| Who death rate 15 perc { May 8 2003 } Original Source Link: (May no longer be active) http://www.foxnews.com/story/0,2933,86310,00.htmlhttp://www.foxnews.com/story/0,2933,86310,00.html
WHO Raises SARS Estimated Death Rate to 14-15 Percent
Thursday, May 08, 2003
GENEVA — The World Health Organization (search) said Thursday it was sharply raising its estimate of the SARS (search) death rate to 14-15 percent. The disease is much worse for people older than 65, with more than half likely to die.
The revisions are based on data from Canada, China, Hong Kong (search), Singapore and Vietnam, the U.N. agency said. Until now the agency had put the rate at 6-10 percent, although a study earlier this week of patients in Hong Kong said the death rate was around 20 percent.
"The likelihood of dying from SARS in a given area has been shown to depend on the profile of the cases, including the age group most affected and the presence of underlying disease," the health agency said in a statement on its Web site.
The death rate is below 1 percent for people aged 24 or younger, rising to 6 percent for those aged 25 to 44, 15 percent in those aged 45 to 64 and more than 50 percent for those aged over 65.
WHO said studying only those cases where the patient has died or made a full recovery could skew the figures while the outbreak is still continuing because the average time from illness to death is shorter than the average time from illness to recovery.
Its method takes account of the length of time for which patients have survived -- looking at the risk of dying in the first week of illness, the risk in the second week, and so on. WHO said this gave a death rate of 14 percent in Singapore (search) and 15 percent in Hong Kong.
In Vietnam, where the outbreak is apparently under control, the death rate was 8 percent. "One explanation for this is the large number of total cases that occurred in younger, previously healthy health care workers," WHO said.
There has been debate for weeks about the true death rate for SARS. It has risen from below 5 percent in the weeks that SARS was first spreading around the globe to a level as high as 15 percent in Canada.
The U.S. Centers for Disease Control and Prevention so far puts the death rate at 6.6 percent.
WHO said the figures only cover those who were sick enough to be admitted to hospitals, not those who recovered at home or who had no symptoms, said WHO communicable diseases expert Dr. Nigel Gay.
"It depends on what you define SARS to be.

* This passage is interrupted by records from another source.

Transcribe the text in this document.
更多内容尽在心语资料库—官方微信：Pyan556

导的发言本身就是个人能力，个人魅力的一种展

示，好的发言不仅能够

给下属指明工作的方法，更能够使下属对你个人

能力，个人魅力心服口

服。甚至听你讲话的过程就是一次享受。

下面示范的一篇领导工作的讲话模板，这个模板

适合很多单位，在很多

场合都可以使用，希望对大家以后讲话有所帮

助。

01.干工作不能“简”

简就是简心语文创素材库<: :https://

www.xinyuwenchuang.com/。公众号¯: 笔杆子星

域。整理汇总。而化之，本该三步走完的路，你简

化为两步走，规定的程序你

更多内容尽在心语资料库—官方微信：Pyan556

This is 'severe' acute respiratory syndrome. It's not a case fatality rate for coronavirus infection," he said.
WHO said it also has reviewed the incubation period -- the time from exposure to the onset of disease -- and continues to conclude that the maximum period is 10 days.
"The incubation period can vary from one case to another according to the route by which the person was exposed, the dose of virus received and other factors including immune status," WHO said.
It said it based its findings on cases in Singapore, Canada and Europe because patients in badly hit areas like Hong Kong and China could have been exposed to the virus on multiple occasions, making it impossible to establish the incubation period.
The study in Hong Kong said that the incubation period could be as long as 14 days. WHO said it would be looking at that in more detail.
If the incubation period is truly longer than 10 days, people who are being quarantined because they have been in close contact with a SARS patient may not be in isolation long enough.
Worldwide, at least 507 people have died from SARS, and more than 7,000 infected.